Ancora un altro turno

Nonostante la grafica minimalista, Jon Shafer’s At the Gates è un gioco piuttosto profondo. Ho trovato originale sia il fatto che sia ambientato nel solo medioevo e che il passare del tempo è definito dal passaggio delle stagioni, che influisce sulla mobilità delle unità e la ricchezza dei raccolti. Il sistema economico mi ha ricordato quello di Age of Empire (legna, sassi, metallo, cibo e oro) e durante le fasi avanzate della partita si potranno produrre ed addestrare unità molto avanzate.

Il gioco, come tutti i migliori 4X, riesce a creare l’effetto di “ancora un altro turno”. Mi sono trovato per un paio di notti di fila a dover spegnere il PC con le prime luci del giorno che filtravano dalle tapparelle.

L’arte della guerra

Quello che non mi è piaciuto particolarmente di Jon Shafer’s At the Gates è come gestisca in maniera superficiale alcuni elementi del gameplay. I vari clan, per esempio, sono definiti da alcune caratteristiche. Alcuni sono più dotati nella metallurgia, altri più litigiosi. Questo da una parte consente di avere delle famiglie che si specializzano più facilmente in un campo, ma altre che possono creare dei problemi. In questo caso le opzioni a disposizione sono ridotte all’osso, facendo sembrare questi elementi poco integrati col resto del gioco. In poche parole questi eventi casuali non sono legati ad una meccanica di ricompensa punizione definita e sembrano messi lì più per dare imprevedibilità alla partite che per altro.

Similmente anche la diplomazia con le altre fazioni è ridotta all’osso, così come la gestione del nostro regno, davvero scarna. La speranza è che il team di sviluppo parta da queste discrete basi per arricchire l’esperienza con i prossimi aggiornamenti, migliorando l’interfaccia di gioco e introducendo nuove meccaniche. Esattamente come successe in Civilization V.

Jon Shafer’s At the Gates

Curiosità

Jon Shafer è il giovane creatore di At the Gates. Il game designer si è fatto le ossa in Firaxis, lo sviluppatore della serie di Civilization, prima come modder (per Civ 3) e successivamente come interno.
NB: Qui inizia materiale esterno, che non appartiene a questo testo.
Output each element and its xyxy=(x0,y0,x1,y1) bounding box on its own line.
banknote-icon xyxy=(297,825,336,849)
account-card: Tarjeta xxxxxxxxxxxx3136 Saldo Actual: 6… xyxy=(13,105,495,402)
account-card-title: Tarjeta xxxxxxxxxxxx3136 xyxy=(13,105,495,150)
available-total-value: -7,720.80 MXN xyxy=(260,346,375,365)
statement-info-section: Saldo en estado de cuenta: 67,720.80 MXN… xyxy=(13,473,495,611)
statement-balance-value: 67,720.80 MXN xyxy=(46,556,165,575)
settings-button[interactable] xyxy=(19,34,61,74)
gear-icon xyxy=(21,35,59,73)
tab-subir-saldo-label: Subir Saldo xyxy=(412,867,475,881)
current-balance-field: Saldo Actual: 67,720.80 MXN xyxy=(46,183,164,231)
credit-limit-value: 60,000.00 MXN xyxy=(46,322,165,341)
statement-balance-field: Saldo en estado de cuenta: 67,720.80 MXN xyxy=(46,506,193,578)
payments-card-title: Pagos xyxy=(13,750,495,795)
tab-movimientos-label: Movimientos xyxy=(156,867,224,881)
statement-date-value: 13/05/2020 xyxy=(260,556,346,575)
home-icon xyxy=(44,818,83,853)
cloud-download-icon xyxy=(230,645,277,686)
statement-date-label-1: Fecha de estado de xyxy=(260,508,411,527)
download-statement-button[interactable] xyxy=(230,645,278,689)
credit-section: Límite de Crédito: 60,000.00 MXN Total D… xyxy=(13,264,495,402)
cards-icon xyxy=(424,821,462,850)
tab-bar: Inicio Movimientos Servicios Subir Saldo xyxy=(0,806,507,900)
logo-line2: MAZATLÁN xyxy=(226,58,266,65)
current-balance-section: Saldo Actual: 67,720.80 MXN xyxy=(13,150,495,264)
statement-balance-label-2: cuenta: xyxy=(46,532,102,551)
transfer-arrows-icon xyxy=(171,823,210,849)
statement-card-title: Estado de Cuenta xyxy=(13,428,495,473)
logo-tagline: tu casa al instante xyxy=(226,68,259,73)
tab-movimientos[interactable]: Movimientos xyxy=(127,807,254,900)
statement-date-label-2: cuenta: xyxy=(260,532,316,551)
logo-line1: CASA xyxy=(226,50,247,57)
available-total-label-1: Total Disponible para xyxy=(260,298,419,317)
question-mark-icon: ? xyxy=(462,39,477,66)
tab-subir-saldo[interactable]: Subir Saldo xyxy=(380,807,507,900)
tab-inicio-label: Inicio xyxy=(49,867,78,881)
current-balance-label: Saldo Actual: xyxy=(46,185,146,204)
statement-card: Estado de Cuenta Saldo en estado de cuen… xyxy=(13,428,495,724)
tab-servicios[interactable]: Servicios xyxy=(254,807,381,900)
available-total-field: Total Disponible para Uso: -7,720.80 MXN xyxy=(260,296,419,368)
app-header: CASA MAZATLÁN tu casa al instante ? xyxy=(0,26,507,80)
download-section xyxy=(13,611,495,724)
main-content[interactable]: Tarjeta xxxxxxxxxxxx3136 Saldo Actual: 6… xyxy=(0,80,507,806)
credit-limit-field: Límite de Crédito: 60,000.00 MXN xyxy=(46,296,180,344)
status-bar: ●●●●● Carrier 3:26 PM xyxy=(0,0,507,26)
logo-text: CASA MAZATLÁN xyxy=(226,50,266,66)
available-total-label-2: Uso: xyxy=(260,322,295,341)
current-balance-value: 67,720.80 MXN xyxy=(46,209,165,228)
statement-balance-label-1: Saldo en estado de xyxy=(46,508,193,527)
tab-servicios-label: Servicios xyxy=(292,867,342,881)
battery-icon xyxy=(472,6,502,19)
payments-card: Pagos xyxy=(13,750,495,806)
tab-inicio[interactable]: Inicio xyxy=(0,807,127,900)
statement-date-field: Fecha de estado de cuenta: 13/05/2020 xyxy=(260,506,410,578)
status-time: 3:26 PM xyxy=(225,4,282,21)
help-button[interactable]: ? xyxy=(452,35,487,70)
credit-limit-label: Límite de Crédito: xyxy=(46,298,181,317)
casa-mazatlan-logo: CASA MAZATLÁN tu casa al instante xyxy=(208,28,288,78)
L’essere stato il lead designer di Sid Meier’s Civilization V è stato il suo più grande risultato. La passione per gli strategici a turni a carattere storico gli è rimasta, l’egocentrismo di mettere il suo nome davanti al titolo del gioco, evidentemente, lo ha imparato in seguito.

Sintesi

Jon Shafer’s At the Gates è un discreto strategico a turni. Piuttosto originale e ben pensato, l’opera prima di Conifer Games pecca un po’ in profondità e varietà, ma ha del potenziale che si spera venga valorizzato dopo l’uscita del gioco attraverso espansioni gratuite.

Quando esce

Jon Shafer’s At the Gates sarà disponibile a partire dal 23 gennaio su Steam, Humble Store e il sito ufficiale. Il suo prezzo di copertina è €29.99 e sarà scontato del 10% durante la prima settimana di pubblicazione.